View Full Version : idx/sub to srt and correct font


ParkerLewis
24th October 2009, 14:11
Hello all,

I have a bunch od idx/sub (image-based) subtitles that I'd like to convert to text-based subtitles (namely srt).

After a look-up on the forum it looked like my best hope was :

1) Convert them to Blu-Ray SUP (image-based too) format thanks to BDSup2Sub

2) Run them through SupRip for the OCR and export to srt (text-based).

Unfortunately, SupRip doesn't seem to be able to automatically OCR them. The subs are displayed fine, I can tweak the numbers so that each of them is correctly identified as a character (same thing with the space size), but it won't be able to determine which character it is.

Maybe I need to tell him which font was used, but I have no idea, except that it looks like it's the standard font I've always seen displayed by those ugly idx/subs.

I guess my questions are...

- Is what I'm doing the best way to convert these idx/sub subtitles ? My only need is I definitely don't want to go through the tiresome manual recognition I remember having to cope with with Subrip years ago when I had a similar problem. I just don't want to have to create the char matrix everytime.

- do you guys know what's the default font in idx/subs, if this info were to be of any use in the process ? I could provide one of the subtitles files if needed but I'm pretty sure it's just the same as it usually is with idx/sub files.

Thanks for your help.

kevinsert
24th October 2009, 15:28
+11111 :(

manusse
24th October 2009, 17:57
Hi,

If your sub/idx are Standart Def (not HD), then you can use SubtitleCreator to convert them to the Sup format. Then use DVDSubedit to OCR them. This will only work with PAL subtitles because SC still has a bug regarding the timings of NTSC subtitles.

Cheers
Manusse

ParkerLewis
24th October 2009, 19:58
Hi,

If your sub/idx are Standart Def (not HD), then you can use SubtitleCreator to convert them to the Sup format. Then use DVDSubedit to OCR them. This will only work with PAL subtitles because SC still has a bug regarding the timings of NTSC subtitles.

Cheers
Manusse

This technically works, thanks. Although there seems to be quite a lot of mismatches (lots of "f"s detected as "r"s, things like that). Is there a way with better results (still automatic) ?

hamletiii
25th October 2009, 22:02
Why not just use VOBSUB's subresync, it can read idx+sub directly and has an OCR engine.
It will ask you to build a character matrix which you can save for later use.

ParkerLewis
28th October 2009, 18:02
Why not just use VOBSUB's subresync, it can read idx+sub directly and has an OCR engine.
It will ask you to build a character matrix which you can save for later use.

Because in my experience, the chance of being able to reuse the same matrix on another source is next to nothing. Building a character matrix for each file sucks big balls and I refuse to do that (not to mention it would be stupid as the characters are actually visually identical, they apparently just don't numerically match for some reason).

talen9
28th October 2009, 20:17
Ahem ... SubRip (http://zuggy.wz.cz/) anyone?

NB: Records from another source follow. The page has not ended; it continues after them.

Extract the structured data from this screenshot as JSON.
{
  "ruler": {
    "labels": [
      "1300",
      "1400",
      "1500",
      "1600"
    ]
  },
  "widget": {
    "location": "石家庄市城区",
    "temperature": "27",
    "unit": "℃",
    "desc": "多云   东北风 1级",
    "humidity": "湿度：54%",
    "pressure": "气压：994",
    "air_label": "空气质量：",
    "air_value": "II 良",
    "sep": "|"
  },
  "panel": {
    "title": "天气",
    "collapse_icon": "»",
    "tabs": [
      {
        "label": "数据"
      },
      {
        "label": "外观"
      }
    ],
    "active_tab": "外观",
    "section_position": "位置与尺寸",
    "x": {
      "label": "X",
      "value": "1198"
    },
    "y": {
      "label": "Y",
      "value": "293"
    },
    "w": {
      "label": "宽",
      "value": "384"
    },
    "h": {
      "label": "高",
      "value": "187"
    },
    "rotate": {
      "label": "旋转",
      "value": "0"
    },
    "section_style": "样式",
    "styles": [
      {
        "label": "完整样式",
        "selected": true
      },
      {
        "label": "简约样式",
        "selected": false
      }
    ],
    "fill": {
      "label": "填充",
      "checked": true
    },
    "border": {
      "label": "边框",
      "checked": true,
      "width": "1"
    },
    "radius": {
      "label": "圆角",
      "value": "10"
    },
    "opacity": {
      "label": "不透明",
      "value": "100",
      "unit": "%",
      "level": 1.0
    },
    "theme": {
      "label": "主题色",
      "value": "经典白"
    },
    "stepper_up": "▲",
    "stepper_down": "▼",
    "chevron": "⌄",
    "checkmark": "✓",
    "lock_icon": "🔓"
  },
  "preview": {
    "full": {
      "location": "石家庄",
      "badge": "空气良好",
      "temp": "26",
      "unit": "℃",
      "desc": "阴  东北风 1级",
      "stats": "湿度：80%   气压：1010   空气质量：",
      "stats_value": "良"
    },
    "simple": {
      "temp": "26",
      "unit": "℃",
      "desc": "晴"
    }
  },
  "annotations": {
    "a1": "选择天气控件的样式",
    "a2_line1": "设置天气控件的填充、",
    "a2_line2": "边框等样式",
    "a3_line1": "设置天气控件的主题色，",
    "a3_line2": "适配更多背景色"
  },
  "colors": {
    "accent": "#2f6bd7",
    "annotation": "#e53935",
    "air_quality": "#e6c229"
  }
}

Why go through BDSup2sub and Suprip when there's the right program for .idx/.sub already? :confused:

And no, there's NO default font for those kind of subs, there are at least 3-4 of them, and that's the reason why even if they seem all the same to you, the OCR phase is not simple for the various program(s).

On the SubRip page linked above you can download a "catch-all" kind of matrix already readied for you, but I actually had not a very satisfying experience with it, a bit too many false positives ...

ParkerLewis
28th October 2009, 20:26
Ahem ... SubRip (http://zuggy.wz.cz/) anyone?

Why go through BDSup2sub and Suprip when there's the right program for .idx/.sub already? :confused:

And no, there's NO default font for those kind of subs, there are at least 3-4 of them, and that's the reason why even if they seem all the same to you, the OCR phase is not simple for the various program(s).

On the SubRip page linked above you can download a "catch-all" kind of matrix already readied for you, but I actually had not a very satisfying experience with it, a bit too many false positives ...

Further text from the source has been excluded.